Dos 30 bebês com microcefalia atendidos no mutirão para exame oftalmológico realizado hoje (21) no Hospital Geral Roberto Santos, dez apresentaram alterações no fundo de olho. A informação é do médico oftalmologista Bruno de Paula Freitas, especialista em retina. Em todos os 30 casos, há suspeita de contaminação das mães pelo zika vírus durante a gestação. Os bebês passaram por exames em um equipamento chamado RETCAM, cedido para o mutirão pela Unifesp – Universidade Federal de São Paulo. O secretário da Saúde, Fábio Vilas Boas, e o subsecretário, Roberto Badaró, foram conferir os trabalhos de perto.
Uma possível ação do zika vírus provocando alterações que podem prejudicar a visão dos bebês ainda está no campo da suspeita, como ressaltam Bruno Freitas e o professor Rubens Belfort Jr., da Escola Paulista de Medicina (Unifesp) e um dos oftalmologistas mais conceituados no Brasil e no mundo. “Estamos aprendendo juntos. Tudo ainda é muito novo, há poucas semanas nem se cogitava uma ligação entre o zika vírus e o número grande de crianças com microcefalia, isso talvez seja um enorme problema para o Brasil no futuro”, destaca o professor.
O fato de muitas dessas crianças nascidas com microcefalia apresentarem alterações também nos olhos é um fato mais novo e desconhecido ainda. “Nossa cooperação com a Bahia é no sentido de estudarmos isso, como também fazemos em Pernambuco. Estamos colhendo dados porque, infelizmente, esperamos que isso vá acontecer em outras regiões do Brasil”, afirma Rubens Belfort Jr., enfatizando a única ferramenta que se tem para enfrentar o problema: a prevenção, com o combate constante ao mosquito transmissor, o Aedes aegypti. “Em nenhum lugar do mundo existe tratamento, e vai demorar para existir”, salientou.

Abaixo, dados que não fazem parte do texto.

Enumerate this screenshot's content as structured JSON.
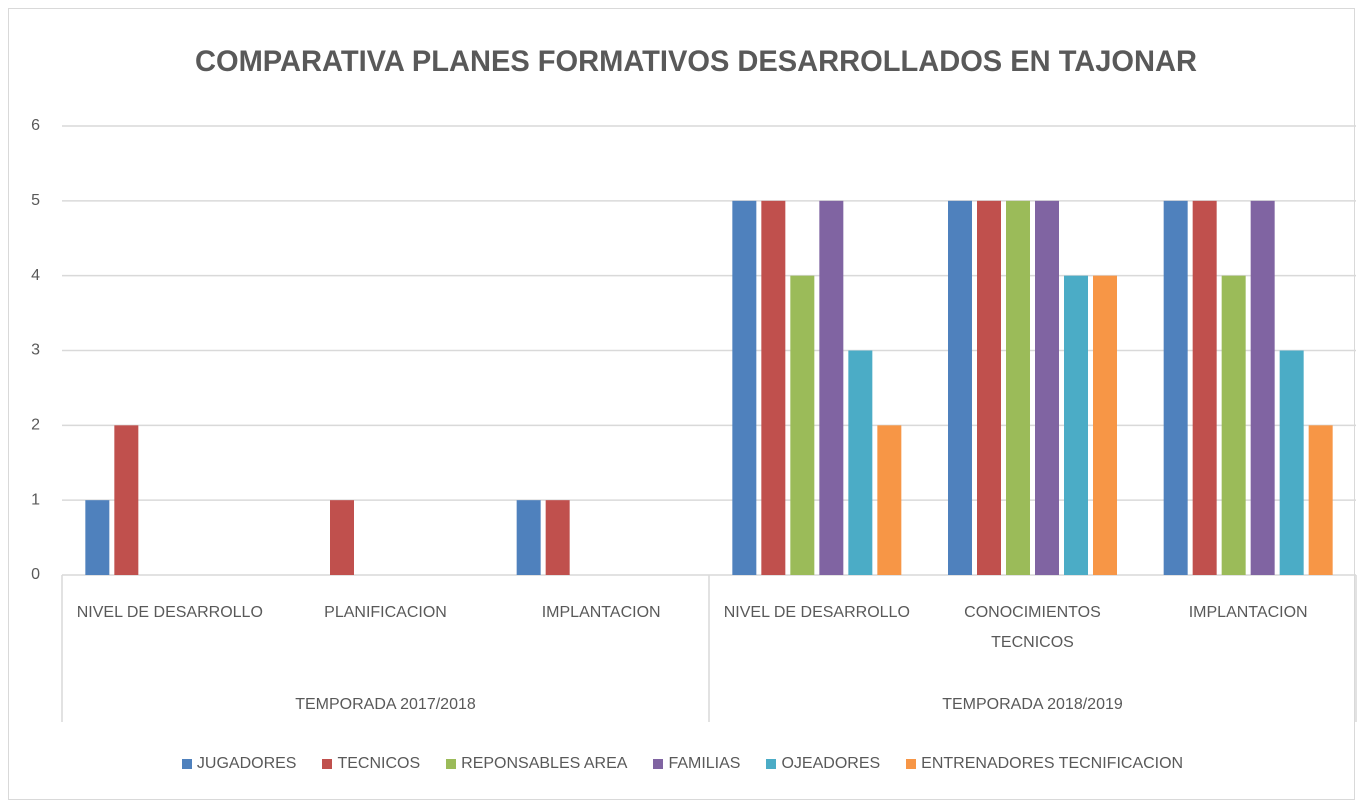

O risco de alterações no fundo de olho dos bebês, causando lesões capazes de afetar a visão, está presente na ocorrência de diversas doenças infecciosas contraídas pelas mães, como sífilis, herpes, toxoplasmose, entre outras que afetam o sistema nervoso central. Como o zika vírus age também sobre o sistema nervoso, e a retina é composta do mesmo tecido, acontece o risco de haver lesões. Em seis casos estudados anteriormente, três pacientes apresentaram alterações do fundo de olho, relata Bruno de Paula Freitas, o que o levou a promover o mutirão, do qual participaram médicos oftalmologistas não só do HGRS, mas de diversas instituições.
Mudança de vida
O mutirão, voltado exclusivamente para pacientes com microcefalia começou às 7 horas da manhã no Ambulatório de Oftalmologia, que fica no Ambulatório de Multiespecialidades do Hospital Roberto Santos. O atendimento, totalmente gratuito, estendeu-se até às 17 horas, com o exame oftalmológico e orientação de acompanhamento, bem como exames complementares para melhor documentação dos achados. Entre eles, a coleta de dados e de material das mães e dos bebês para exame laboratorial na Fiocruz.
“Não existe nada na literatura médica, tudo ainda é muito novo. Mas, nos casos estudados, quando fizemos avaliação do fundo de olho com exame de oftalmoscopia, ou mapeamento de retina, detectamos alterações atingindo o nervo ótico. Em contato com outros colegas, eles disseram já ter observado isso”, explica Bruno de Paula Freitas.
A ocorrência da microcefalia (malformação da cabeça e cérebro, pequenos em relação ao de bebês da mesma idade e sexo) modificou inteiramente a vida do casal Luciano Bertolussi e Suzana Ribeiro Santana Bertolussi. Comerciária, 33 anos, Suzana deixou de trabalhar desde que a filha, Ana Laura, nasceu no dia 30 de setembro.
O parto aconteceu no Hospital Roberto Santos e a menina ficou por 30 dias na Unidade de Cuidado Intermediário Neonatal Convencional (UCINCo), semi-UTI. “Dizem que um filho muda a vida da gente. No nosso caso, mudou tudo, inclusive mudamos de cidade”, conta Suzana. O casal, que morava em Paulo Afonso, já se transferiu para Salvador, para acompanhar melhor o caso da filha.